As part of the Intel initiative, Jolla is inviting regional Internet leaders to join a 'Sailfish alliance' to build local ecosystems - companies include Three, VK, Yandex, AliSPAM, Baidu, Snapdeal and more. The Jolla OS will appeal to these groups because it deeply integrates services, for example a demonstrated 'Snapdeal' device for India surfaces media content. The OS is licenced on a revenue share model for media, also offering premium apps for download from the Sailfish store.

The Open Source Jolla platform has an emphasis on security and the company is partnering with the renowned SSH Communications Security (yes, those SSH guys), and the two are jointly developing secure mobile phone and table solutions that are ideal for governments, corporations and privacy aware consumers. Apparently there is a lot of interest from governments already, which isn't really surprising given recent events. Jolla are also inviting other industry partners to join the initiative.

During the event the company talked more about the Jolla Tablet, the world's first crowdsourced tablet, which is currently fundraising on Indiegogo.

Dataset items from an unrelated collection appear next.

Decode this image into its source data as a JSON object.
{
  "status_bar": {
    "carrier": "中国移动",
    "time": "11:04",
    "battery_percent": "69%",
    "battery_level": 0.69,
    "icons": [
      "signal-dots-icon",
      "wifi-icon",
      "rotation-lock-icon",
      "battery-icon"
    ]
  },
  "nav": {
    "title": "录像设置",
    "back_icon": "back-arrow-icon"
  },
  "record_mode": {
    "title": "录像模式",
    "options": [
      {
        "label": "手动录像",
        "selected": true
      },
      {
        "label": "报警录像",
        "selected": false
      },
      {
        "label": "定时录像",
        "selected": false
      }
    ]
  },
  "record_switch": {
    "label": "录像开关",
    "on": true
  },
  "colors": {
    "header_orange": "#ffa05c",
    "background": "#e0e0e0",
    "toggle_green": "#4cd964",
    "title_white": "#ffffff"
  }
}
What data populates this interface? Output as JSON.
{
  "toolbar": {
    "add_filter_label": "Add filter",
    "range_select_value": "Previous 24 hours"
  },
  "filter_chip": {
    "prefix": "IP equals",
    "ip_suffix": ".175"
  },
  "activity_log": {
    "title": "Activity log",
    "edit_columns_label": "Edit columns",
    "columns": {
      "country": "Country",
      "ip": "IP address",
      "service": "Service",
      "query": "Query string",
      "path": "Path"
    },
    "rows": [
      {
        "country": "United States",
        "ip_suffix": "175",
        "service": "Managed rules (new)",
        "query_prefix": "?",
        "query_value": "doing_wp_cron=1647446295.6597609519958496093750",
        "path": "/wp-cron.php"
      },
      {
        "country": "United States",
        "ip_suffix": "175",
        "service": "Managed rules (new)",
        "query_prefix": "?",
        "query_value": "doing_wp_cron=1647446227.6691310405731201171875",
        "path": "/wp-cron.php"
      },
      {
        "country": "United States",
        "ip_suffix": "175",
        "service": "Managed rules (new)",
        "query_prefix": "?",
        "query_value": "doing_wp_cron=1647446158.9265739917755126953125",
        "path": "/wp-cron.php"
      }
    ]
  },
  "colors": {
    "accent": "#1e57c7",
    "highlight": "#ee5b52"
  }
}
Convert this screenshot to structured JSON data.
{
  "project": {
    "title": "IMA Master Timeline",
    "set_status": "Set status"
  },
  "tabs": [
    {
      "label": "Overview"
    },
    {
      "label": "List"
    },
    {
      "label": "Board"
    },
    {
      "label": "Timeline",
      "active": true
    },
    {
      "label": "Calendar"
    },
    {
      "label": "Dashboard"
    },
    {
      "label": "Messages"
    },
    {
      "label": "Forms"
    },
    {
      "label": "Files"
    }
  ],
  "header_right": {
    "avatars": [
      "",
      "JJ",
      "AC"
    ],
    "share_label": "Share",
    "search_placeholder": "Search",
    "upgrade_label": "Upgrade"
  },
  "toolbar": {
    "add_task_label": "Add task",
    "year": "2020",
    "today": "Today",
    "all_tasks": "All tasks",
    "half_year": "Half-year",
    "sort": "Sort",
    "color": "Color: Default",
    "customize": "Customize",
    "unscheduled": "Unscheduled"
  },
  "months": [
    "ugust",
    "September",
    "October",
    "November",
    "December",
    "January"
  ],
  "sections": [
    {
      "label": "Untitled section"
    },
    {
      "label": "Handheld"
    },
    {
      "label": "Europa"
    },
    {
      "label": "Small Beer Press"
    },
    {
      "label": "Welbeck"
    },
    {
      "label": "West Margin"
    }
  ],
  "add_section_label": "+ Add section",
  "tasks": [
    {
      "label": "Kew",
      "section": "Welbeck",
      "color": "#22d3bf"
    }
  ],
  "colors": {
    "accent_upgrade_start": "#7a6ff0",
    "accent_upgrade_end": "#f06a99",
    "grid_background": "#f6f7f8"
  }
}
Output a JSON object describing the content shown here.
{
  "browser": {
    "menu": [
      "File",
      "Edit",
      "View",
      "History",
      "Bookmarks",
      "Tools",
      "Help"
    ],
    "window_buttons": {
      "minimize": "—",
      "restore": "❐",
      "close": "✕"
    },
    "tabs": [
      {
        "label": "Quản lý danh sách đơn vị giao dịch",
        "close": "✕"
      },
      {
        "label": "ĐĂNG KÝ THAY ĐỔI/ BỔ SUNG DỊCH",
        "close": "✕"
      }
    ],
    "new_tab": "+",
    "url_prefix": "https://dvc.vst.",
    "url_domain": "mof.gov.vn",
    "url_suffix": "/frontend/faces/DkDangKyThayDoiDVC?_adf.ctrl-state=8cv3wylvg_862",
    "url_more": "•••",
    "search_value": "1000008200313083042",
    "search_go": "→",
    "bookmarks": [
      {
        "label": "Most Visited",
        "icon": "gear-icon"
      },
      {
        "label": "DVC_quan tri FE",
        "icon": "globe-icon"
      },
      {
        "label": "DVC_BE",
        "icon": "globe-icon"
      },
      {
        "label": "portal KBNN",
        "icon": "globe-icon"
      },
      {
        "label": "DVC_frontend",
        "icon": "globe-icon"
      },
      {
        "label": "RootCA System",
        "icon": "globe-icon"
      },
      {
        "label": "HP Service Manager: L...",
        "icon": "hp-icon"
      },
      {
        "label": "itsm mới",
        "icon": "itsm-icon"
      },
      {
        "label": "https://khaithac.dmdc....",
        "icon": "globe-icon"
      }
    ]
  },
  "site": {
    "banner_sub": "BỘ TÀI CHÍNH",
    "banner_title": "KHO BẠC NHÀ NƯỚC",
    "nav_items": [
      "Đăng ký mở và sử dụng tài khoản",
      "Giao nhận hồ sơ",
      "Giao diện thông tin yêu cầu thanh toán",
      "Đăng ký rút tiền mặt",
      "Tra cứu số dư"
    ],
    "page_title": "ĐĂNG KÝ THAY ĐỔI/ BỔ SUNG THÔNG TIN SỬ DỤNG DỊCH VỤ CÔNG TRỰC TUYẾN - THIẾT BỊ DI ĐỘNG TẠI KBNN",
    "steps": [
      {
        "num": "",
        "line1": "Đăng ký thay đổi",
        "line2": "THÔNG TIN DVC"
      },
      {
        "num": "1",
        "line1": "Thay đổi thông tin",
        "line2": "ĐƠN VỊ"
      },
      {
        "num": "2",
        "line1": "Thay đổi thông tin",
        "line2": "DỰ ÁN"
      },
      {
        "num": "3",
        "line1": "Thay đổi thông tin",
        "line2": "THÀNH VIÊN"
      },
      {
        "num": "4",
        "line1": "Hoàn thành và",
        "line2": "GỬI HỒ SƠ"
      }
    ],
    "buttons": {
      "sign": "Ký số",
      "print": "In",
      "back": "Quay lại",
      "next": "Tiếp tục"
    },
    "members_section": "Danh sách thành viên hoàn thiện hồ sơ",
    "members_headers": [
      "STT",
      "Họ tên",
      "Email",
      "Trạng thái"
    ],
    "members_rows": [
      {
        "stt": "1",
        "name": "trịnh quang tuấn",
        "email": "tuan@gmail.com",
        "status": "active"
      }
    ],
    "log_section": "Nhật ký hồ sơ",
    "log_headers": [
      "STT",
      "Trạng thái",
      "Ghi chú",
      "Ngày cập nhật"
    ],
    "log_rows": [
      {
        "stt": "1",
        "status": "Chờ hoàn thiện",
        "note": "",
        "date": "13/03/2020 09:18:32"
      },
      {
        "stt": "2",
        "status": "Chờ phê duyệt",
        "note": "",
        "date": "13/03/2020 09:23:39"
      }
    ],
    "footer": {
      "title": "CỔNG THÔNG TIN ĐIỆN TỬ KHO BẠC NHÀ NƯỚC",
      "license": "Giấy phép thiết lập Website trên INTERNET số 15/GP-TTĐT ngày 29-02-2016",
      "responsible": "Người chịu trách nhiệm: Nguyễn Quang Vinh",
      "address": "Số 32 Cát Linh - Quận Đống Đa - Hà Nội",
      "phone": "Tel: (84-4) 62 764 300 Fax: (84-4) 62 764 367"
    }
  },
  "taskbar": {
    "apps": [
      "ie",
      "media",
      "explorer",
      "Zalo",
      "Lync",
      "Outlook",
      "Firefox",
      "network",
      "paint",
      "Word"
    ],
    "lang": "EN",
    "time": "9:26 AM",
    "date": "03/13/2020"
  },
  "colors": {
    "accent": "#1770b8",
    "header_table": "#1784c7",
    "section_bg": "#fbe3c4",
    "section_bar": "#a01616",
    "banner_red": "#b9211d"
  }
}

The tablet, running Sailfish OS of course, is powered by Open Source, with community input via together.jolla.com. Monthly updates are released on both on phones / tablets in developer and stable versions, appealing a lot to the hacker community - a traditional Android stronghold.

The device, powered by the aforementioned Intel CPU, is available in 32 and 64GB variants with 2GB RAM, a 4.75" 2048x1536 IPS screen, a 4450mAh battery in a 8.3mm thick 384g shell. We only had a brief time with the device but it looks interested by virtue of it's extremely gesture-based software. The tablet is priced from $249 USD, undercutting or matching all of it's competitors; the Nokia N1 starts at $249 and other similar tablets much more expensive.

The device is expected to ship from Q2 2015.

So, will Jolla go anywhere? It's hard to say. There may be an opportunity for another player, but it's a very crowded space with some big names. It seems possible that Jolla can appeal to enthusiasts turned off by the changes in Android, but making any sort of impact in the mass market is a whole different question. I wish them well.